Note also that while the chatbot processes in the past were designed to constrain and guide the user, as the user was the intelligent element making choices and evaluations, now the chatbot is also an intelligent element and makes choices and evaluations as well. So the process gets conditions and triggers from both the user/client and the chatbot, and also from your runner module and your backend systems.
To be clear, the behavior trees are not running on the user or on the bot, they are run on the runner process. They herd both the user and the bot to conclusions of specific procedures.
Why are behavior trees needed, why not just give the bot the information about what is needed and let it run the process?
First of all the prompt size limits. If you describe your process to the bot, it eats your context limits very quickly. Also, the bot tends to improvise, which further makes you add stuff to the prompts to reduce that.
It is much better to feed the process to the bot in pieces only when needed.
Also, when you need for example something machine readable to produce some complex item, and also something human-readable to describe the same, it often makes sense to first tell the bot to describe in human-readable prose what its evaluation or conclusion is, and then separately tell it to produce the same in a machine-readable form. Then you get the two outputs separately which your runner process combines into a conclusion.

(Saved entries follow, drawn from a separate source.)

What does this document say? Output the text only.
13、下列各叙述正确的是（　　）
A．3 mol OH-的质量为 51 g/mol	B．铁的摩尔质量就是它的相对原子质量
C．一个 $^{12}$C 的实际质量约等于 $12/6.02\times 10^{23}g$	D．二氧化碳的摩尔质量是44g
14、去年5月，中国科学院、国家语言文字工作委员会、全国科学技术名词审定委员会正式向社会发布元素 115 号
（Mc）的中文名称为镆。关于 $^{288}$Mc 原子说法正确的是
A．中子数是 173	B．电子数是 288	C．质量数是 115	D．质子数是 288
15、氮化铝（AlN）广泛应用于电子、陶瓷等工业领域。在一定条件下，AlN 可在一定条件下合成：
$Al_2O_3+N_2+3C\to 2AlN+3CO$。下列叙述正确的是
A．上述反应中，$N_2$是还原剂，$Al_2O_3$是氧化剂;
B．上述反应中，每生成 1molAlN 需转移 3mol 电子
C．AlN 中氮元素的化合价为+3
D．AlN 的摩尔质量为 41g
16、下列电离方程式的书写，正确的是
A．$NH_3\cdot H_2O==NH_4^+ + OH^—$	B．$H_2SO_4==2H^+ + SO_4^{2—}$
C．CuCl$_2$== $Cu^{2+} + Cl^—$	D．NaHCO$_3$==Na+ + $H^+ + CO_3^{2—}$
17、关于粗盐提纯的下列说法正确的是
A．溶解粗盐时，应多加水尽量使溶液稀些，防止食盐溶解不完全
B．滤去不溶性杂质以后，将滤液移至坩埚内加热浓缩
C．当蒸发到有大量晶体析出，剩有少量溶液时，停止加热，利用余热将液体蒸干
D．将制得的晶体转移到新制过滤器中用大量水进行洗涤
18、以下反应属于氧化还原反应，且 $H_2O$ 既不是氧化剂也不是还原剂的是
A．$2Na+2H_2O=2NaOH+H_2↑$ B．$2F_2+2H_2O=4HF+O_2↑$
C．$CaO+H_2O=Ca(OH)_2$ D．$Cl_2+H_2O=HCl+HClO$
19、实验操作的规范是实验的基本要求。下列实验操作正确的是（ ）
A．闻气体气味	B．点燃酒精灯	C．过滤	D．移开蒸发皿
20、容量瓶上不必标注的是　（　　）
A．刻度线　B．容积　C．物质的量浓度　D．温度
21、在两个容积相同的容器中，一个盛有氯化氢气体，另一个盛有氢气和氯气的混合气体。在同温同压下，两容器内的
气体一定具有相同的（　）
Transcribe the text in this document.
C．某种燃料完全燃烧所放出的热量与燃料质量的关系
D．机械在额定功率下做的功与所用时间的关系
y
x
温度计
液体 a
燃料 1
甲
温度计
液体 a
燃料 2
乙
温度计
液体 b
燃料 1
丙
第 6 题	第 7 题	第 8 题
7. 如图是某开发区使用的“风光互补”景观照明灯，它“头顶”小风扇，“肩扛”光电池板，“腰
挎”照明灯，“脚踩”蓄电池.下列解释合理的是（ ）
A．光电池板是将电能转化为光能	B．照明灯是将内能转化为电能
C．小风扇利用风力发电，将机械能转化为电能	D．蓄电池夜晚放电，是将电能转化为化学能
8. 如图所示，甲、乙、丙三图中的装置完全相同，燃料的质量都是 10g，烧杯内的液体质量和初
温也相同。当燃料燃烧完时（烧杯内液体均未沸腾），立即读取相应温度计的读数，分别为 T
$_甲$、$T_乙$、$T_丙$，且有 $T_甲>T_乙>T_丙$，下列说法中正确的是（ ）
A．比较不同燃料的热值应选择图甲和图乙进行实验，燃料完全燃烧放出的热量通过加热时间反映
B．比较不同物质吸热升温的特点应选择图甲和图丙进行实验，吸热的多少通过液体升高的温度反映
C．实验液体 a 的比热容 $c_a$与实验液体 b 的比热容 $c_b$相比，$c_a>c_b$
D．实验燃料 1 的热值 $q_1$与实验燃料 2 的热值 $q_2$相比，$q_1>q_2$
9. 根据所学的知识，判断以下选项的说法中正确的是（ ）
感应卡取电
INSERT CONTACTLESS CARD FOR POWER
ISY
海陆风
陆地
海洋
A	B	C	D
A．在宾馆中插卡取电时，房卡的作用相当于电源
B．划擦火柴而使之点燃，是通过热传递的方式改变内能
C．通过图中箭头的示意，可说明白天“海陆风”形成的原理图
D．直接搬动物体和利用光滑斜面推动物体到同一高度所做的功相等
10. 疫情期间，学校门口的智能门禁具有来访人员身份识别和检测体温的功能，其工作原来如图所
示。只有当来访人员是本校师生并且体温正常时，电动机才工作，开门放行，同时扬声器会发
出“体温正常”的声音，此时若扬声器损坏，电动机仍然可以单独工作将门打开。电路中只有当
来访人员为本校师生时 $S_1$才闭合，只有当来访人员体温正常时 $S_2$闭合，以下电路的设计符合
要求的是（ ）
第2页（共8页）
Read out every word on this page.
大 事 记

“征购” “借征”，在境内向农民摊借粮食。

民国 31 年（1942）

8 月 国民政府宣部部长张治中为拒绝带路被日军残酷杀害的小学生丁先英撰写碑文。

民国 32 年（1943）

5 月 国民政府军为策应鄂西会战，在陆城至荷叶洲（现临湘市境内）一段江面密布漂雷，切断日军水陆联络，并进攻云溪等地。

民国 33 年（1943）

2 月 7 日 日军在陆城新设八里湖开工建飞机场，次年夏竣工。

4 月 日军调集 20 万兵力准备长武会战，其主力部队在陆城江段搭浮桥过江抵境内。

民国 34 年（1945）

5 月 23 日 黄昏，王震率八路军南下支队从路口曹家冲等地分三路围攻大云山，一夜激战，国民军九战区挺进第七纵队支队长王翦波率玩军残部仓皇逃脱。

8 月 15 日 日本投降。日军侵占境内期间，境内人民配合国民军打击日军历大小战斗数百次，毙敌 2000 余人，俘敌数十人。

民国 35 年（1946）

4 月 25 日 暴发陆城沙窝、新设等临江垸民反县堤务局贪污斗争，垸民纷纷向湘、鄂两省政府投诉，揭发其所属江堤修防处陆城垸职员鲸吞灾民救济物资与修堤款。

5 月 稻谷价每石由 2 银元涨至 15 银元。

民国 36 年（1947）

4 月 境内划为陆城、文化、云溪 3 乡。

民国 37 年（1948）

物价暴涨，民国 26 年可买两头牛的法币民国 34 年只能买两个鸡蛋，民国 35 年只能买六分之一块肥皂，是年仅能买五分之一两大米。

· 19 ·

That would be a sequential node in a behavior tree executing through the human-readable output first and then the machine-readable output.
All the #AutoGPT style agents and other processes can also be described as behavior trees. Just feed the chatbot think-command step prompts in sequence while separately managing the backend as per commands.
Plug-ins become pluggable #BehaviorTrees, which might be as simple as describing the end point and handling the related commands.